Marketing

How LLMs decide which brands to cite (ChatGPT, Perplexity, Gemini, Claude)

How ChatGPT, Perplexity, Gemini, and Claude pick sources, audited live against Yuba Home Buyer and Fast Home Buyer California on May 4, 2026. Three citation surfaces, RAG retrieval mechanics, why brand mentions outweigh backlinks, query fan-out for niche operators, what becoming the representative source actually requires, and the productized AI Brand Mentions path.

YK KulievMay 5, 2026

REI Spark is a B2B SEO platform run by a licensed California real estate agent (DRE #02006033). The operator runs two active cash-buying businesses on the same stack — Yuba Home Buyer in the hyperlocal Yuba-Sutter market and Fast Home Buyer California with statewide positioning — and audited both sites against Google search and Perplexity on May 4, 2026 to produce the data this article runs on. Most AI-search advice on the open web was written for SaaS and e-commerce. Investor queries are mostly low-volume long-tail, which is where AI engines fan out and reward niche operators with structured content over generic publishers. This post sits within the entity-based SEO root post as the AI-search branch of the topical map.

What is an LLM citation?

An LLM citation is the source an AI engine attributes when it answers a query. Three surfaces appear: a clickable URL in the response, an in-text reference to a named publication, and an unlinked brand mention woven into the prose.

The three surfaces matter separately because each rewards a different kind of authority. Clickable URLs appear in AI search results pages — Perplexity's source list, ChatGPT search's web results, Gemini's "show sources" panel. In-text references appear when the model names a publication in the answer prose — "according to The Wall Street Journal." Unlinked brand mentions are the third — the model writes "Yuba Home Buyer covers the Yuba-Sutter area" without a hyperlink, surfacing the brand as a recognized entity rather than a retrieved page. All three count toward AI visibility; only the first looks like traditional SEO at first glance.

Platform behavior diverges sharply. Per the 5W AI Platform Citation Source Index 2026, ChatGPT concentrates citations on Wikipedia, Reddit, Forbes, and Business Insider. Perplexity cites roughly three times more sources per response than ChatGPT (per Qwairy's 118,000-response analysis) and rewards primary sources and named B2B authority. Gemini favors brand-owned websites with structured schema — 52% of citations come from brand domains in Yext's 6.8 million-citation analysis. Claude leans toward established journalism — The New York Times, The Atlantic, The New Yorker, The Economist. The same query asked across four engines returns four different source mixes.

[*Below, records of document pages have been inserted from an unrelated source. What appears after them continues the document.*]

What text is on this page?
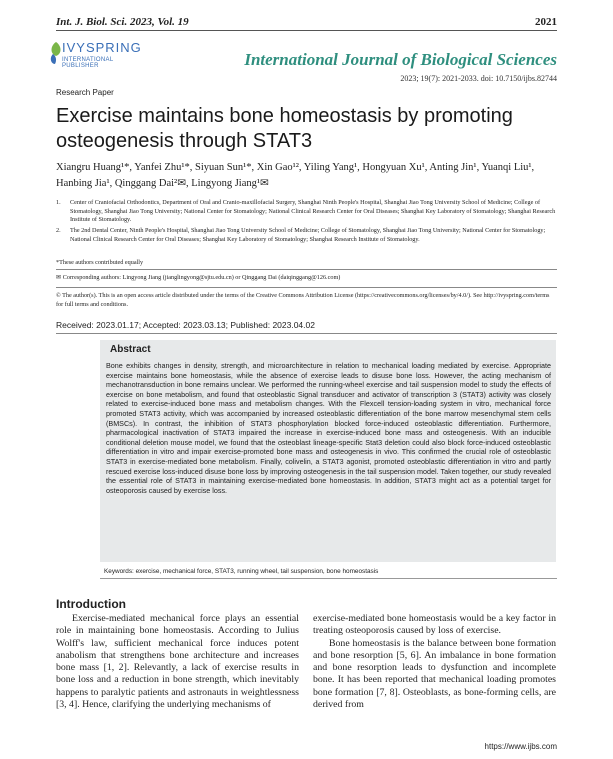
Int. J. Biol. Sci. 2023, Vol. 19	2021
IVYSPRING
INTERNATIONAL PUBLISHER	International Journal of Biological Sciences
2023; 19(7): 2021-2033. doi: 10.7150/ijbs.82744
Research Paper
Exercise maintains bone homeostasis by promoting osteogenesis through STAT3
Xiangru Huang¹*, Yanfei Zhu¹*, Siyuan Sun¹*, Xin Gao¹², Yiling Yang¹, Hongyuan Xu¹, Anting Jin¹, Yuanqi Liu¹, Hanbing Jia¹, Qinggang Dai²✉, Lingyong Jiang¹✉
1. Center of Craniofacial Orthodontics, Department of Oral and Cranio-maxillofacial Surgery, Shanghai Ninth People's Hospital, Shanghai Jiao Tong University School of Medicine; College of Stomatology, Shanghai Jiao Tong University; National Center for Stomatology; National Clinical Research Center for Oral Diseases; Shanghai Key Laboratory of Stomatology; Shanghai Research Institute of Stomatology.
2. The 2nd Dental Center, Ninth People's Hospital, Shanghai Jiao Tong University School of Medicine; College of Stomatology, Shanghai Jiao Tong University; National Center for Stomatology; National Clinical Research Center for Oral Diseases; Shanghai Key Laboratory of Stomatology; Shanghai Research Institute of Stomatology.
*These authors contributed equally
✉ Corresponding authors: Lingyong Jiang (jianglingyong@sjtu.edu.cn) or Qinggang Dai (daiqinggang@126.com)
© The author(s). This is an open access article distributed under the terms of the Creative Commons Attribution License (https://creativecommons.org/licenses/by/4.0/). See http://ivyspring.com/terms for full terms and conditions.
Received: 2023.01.17; Accepted: 2023.03.13; Published: 2023.04.02
Abstract
Bone exhibits changes in density, strength, and microarchitecture in relation to mechanical loading mediated by exercise. Appropriate exercise maintains bone homeostasis, while the absence of exercise leads to disuse bone loss. However, the acting mechanism of mechanotransduction in bone remains unclear. We performed the running-wheel exercise and tail suspension model to study the effects of exercise on bone metabolism, and found that osteoblastic Signal transducer and activator of transcription 3 (STAT3) activity was closely related to exercise-induced bone mass and metabolism changes. With the Flexcell tension-loading system in vitro, mechanical force promoted STAT3 activity, which was accompanied by increased osteoblastic differentiation of the bone marrow mesenchymal stem cells (BMSCs). In contrast, the inhibition of STAT3 phosphorylation blocked force-induced osteoblastic differentiation. Furthermore, pharmacological inactivation of STAT3 impaired the increase in exercise-induced bone mass and osteogenesis. With an inducible conditional deletion mouse model, we found that the osteoblast lineage-specific Stat3 deletion could also block force-induced osteoblastic differentiation in vitro and impair exercise-promoted bone mass and osteogenesis in vivo. This confirmed the crucial role of osteoblastic STAT3 in exercise-mediated bone metabolism. Finally, colivelin, a STAT3 agonist, promoted osteoblastic differentiation in vitro and partly rescued exercise loss-induced disuse bone loss by improving osteogenesis in the tail suspension model. Taken together, our study revealed the essential role of STAT3 in maintaining exercise-mediated bone homeostasis. In addition, STAT3 might act as a potential target for osteoporosis caused by exercise loss.
Keywords: exercise, mechanical force, STAT3, running wheel, tail suspension, bone homeostasis
Introduction

Exercise-mediated mechanical force plays an essential role in maintaining bone homeostasis. According to Julius Wolff's law, sufficient mechanical force induces potent anabolism that strengthens bone architecture and increases bone mass [1, 2]. Relevantly, a lack of exercise results in bone loss and a reduction in bone strength, which inevitably happens to paralytic patients and astronauts in weightlessness [3, 4]. Hence, clarifying the underlying mechanisms of

exercise-mediated bone homeostasis would be a key factor in treating osteoporosis caused by loss of exercise.

Bone homeostasis is the balance between bone formation and bone resorption [5, 6]. An imbalance in bone formation and bone resorption leads to dysfunction and incomplete bone. It has been reported that mechanical loading promotes bone formation [7, 8]. Osteoblasts, as bone-forming cells, are derived from

https://www.ijbs.com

Citation is not the same system as ranking. Google ranks URLs against a query through a relevance-and-authority model tuned for click-through. An AI engine retrieves passages from a much larger candidate set, ranks them at the passage level rather than the URL level, and synthesizes the top few into a single answer with attributions. A page that ranks #4 on Google can be the only source cited by Perplexity for the same query, because the two systems weight passages and pages on different signals.

How does RAG pick sources?

RAG parses the question, embeds it as a vector, retrieves matching passages from indexed corpora or live web search, ranks them by relevance, and feeds top passages to the model as context. The model writes the answer citing those passages.

Retrieval-augmented generation runs five stages on every AI-search query. Parsing identifies entities, intent, and scope. Embedding converts the query into a vector — a numerical representation of meaning rather than exact words. Retrieval matches that vector against an indexed corpus, a live web search result set, or both in hybrid retrieval. Reranking evaluates candidate passages and orders them by how well they actually answer the question, not just how similar they look. Generation feeds the top passages to the language model as context, and the model writes the answer with citations pointing to the passages it used.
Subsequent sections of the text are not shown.